Why is $\rho$ pure? If I write $$ \rho=\frac{\phi+\psi}{2} $$ where $\phi$ and $\psi$ are states, it is obviously enough to show that $\phi$ vanishes on $\mathcal{K}(H)$, and, by continuity, that it vanishes on finite-rank operators. I'm sure I'm missing something trivial, but I can't figure out how to show this.
I assume what you're considering is not actually $K(H)\oplus\mathbb C$, but instead $K(H)^+$, the unitization of $K(H)$. If this is incorrect, let me know and I will edit my response.
To show that $\|\rho\|=1$, note that for $x=a+\lambda\in K(H)^+$, we have $$\|x\|_+=\max\{|\lambda|,\sup\{\|xb\|:b\in K(H),\|b\|\leq1\}\},$$ is a $C^*$-norm on $K(H)^+$, hence is the unique $C^*$-norm on $K(H)^+$. Now we have $$|\rho(x)|=|\lambda|\leq\|x\|_+,$$ and thus $\|\rho\|\leq1$. But $\rho(1)=1$, and thus $\|\rho\|=1$.
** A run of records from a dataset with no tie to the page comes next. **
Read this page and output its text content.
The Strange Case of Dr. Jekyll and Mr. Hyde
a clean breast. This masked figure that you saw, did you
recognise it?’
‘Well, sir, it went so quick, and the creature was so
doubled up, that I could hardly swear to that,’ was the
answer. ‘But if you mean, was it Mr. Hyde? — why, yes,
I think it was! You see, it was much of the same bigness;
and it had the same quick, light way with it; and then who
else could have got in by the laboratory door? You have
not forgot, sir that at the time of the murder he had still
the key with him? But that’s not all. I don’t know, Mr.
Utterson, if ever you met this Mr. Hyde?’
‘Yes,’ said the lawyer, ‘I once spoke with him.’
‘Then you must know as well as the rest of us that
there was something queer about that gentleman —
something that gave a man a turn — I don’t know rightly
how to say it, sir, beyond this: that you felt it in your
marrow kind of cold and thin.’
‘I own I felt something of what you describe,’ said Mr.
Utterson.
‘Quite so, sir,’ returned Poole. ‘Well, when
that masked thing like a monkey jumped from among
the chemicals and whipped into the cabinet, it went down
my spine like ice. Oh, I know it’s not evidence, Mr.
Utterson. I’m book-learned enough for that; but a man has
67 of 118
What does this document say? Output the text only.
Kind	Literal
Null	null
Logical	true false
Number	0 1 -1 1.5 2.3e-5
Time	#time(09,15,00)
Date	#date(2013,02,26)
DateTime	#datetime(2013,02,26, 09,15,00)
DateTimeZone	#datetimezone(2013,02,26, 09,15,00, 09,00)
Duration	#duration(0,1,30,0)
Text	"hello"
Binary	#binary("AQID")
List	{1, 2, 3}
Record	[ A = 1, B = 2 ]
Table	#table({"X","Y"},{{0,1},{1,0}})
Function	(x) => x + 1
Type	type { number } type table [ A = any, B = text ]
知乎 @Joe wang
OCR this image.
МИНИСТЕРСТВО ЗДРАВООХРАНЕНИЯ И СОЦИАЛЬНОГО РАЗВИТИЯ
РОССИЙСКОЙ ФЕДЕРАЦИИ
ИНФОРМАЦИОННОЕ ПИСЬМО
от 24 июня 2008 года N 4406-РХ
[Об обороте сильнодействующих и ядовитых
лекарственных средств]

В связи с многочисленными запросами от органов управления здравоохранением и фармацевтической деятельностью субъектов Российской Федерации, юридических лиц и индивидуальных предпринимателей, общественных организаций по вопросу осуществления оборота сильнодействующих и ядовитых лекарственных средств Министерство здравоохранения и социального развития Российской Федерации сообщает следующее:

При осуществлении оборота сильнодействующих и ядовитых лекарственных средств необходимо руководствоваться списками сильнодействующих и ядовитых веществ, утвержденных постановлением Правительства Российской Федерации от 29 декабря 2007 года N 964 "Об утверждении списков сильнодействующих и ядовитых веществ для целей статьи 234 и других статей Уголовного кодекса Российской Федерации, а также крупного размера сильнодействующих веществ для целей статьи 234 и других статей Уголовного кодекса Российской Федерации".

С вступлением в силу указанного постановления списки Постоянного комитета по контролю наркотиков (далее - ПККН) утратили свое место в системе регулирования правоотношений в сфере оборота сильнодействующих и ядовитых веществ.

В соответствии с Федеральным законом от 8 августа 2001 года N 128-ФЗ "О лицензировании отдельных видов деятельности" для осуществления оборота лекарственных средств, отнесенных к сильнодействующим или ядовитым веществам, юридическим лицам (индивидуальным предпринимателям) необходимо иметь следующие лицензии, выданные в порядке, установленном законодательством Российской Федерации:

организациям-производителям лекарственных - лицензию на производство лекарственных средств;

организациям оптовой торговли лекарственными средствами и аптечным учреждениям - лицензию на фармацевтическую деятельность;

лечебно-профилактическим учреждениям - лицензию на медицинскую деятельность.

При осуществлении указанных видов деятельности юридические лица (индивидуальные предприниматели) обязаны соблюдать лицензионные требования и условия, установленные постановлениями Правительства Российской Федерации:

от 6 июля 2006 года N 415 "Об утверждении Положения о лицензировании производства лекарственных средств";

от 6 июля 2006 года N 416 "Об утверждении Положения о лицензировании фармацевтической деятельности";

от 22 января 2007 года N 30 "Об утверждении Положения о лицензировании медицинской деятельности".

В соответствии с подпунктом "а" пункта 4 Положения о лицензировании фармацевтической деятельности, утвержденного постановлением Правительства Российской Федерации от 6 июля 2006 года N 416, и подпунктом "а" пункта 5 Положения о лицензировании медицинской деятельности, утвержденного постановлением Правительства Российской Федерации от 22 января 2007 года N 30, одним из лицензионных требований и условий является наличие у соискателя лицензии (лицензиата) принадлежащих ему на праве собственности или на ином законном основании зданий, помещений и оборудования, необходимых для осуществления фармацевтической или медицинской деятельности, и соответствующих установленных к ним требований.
To show that $\rho$ is pure, it isn't difficult to show that the GNS representation $(\pi_\rho,H_\rho)$ of $\rho$ is a $1$-dimensional representation given by $$\pi_\rho(a+\lambda)(z)=\lambda z$$ where $z\in\mathbb C\cong H_\rho$. This representation is irreducible, and therefore $\rho$ is pure.